Bernie is also aware that—as always with the Clintons—another shoe may drop at any moment, at any time. It may be the Clinton Foundation, or a federal subpoena, or a high-profile re-emergence of one of Bill’s “narcissistic loony tunes” to remind the public of precisely how unprincipled—and unfeminist—Hillary can be when it suits her political convenience. And although Bernie is too decent to mention it, there’s the whole cavalcade of Arkansas follies that will be, without question, resurrected in the general election, if not earlier, by the Karl Rove gang. If any of these embarrassments were to break out big, the “inevitability” bubble would burst. A paradigm shift in the electorate is hardly questionable, especially in a year of anti-establishment politics. Anyone who thinks otherwise is not being realistic.

Given the long animosity between the Clintons and the “vast right-wing conspiracy,” the absurd proposition that Hillary is any more likely to get her program through a Republican-dominated Congress than Bernie is delusional, at best. And the fact that this is a pillar of her “electability” pitch is laughable, a castle built on sand, and another prime example of an establishment psyop and media fix, intended solely to dampen any appeal to traditional Democratic aspirations, and to blur any lingering boomer memories of free college and truly progressive taxes from an earlier, more compassionate, more egalitarian age.

Bernie’s record of executive and legislative accomplishment is more genuine than Hillary’s.

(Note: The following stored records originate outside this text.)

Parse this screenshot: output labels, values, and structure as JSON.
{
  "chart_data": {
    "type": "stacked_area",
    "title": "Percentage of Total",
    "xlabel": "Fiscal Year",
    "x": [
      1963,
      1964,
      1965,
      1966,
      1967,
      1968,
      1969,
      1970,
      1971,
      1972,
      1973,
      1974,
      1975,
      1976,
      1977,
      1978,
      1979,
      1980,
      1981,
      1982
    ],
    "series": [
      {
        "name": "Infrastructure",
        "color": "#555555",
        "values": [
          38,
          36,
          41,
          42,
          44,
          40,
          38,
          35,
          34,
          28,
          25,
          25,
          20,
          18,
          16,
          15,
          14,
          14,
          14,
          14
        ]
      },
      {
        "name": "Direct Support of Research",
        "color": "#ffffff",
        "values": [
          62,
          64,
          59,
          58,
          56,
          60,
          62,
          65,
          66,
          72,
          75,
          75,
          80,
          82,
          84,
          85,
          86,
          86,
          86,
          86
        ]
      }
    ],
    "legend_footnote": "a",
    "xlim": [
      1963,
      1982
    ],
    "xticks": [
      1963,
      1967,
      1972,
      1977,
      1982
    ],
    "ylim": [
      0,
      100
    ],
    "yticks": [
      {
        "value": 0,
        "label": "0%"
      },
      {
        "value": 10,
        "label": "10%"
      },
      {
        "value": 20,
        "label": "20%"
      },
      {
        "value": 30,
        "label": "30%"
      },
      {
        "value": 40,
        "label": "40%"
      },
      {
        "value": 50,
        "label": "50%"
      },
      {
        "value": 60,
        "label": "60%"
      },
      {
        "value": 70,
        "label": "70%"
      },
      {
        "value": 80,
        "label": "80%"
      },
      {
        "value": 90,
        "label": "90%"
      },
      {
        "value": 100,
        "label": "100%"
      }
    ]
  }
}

And even in her area of supposed strength—her foreign policy experience—Bernie has a record of being more consistently right in his judgment and in his votes. His big-picture assessment of the history and missteps in American foreign policy has proven far more realistic than the neocon interventionism that Hillary has championed, from Iraq to Libya to Ukraine to Syria. The close scrutiny that Republicans will give this fall to her major role in creating chaos and disaster in the Middle East—and there is no person singly more responsible for the tragedy in Syria today than the former secretary of state—make her actual chances of reaching the White House in January an illusion.

Despite what happened in South Carolina, in any realistic perspective, the better Democratic candidate—and the better potential president—is Bernie.

Michael (Mike) Hasty, a lifelong activist, writer, musician and carpenter, publishes Free Radical Maine.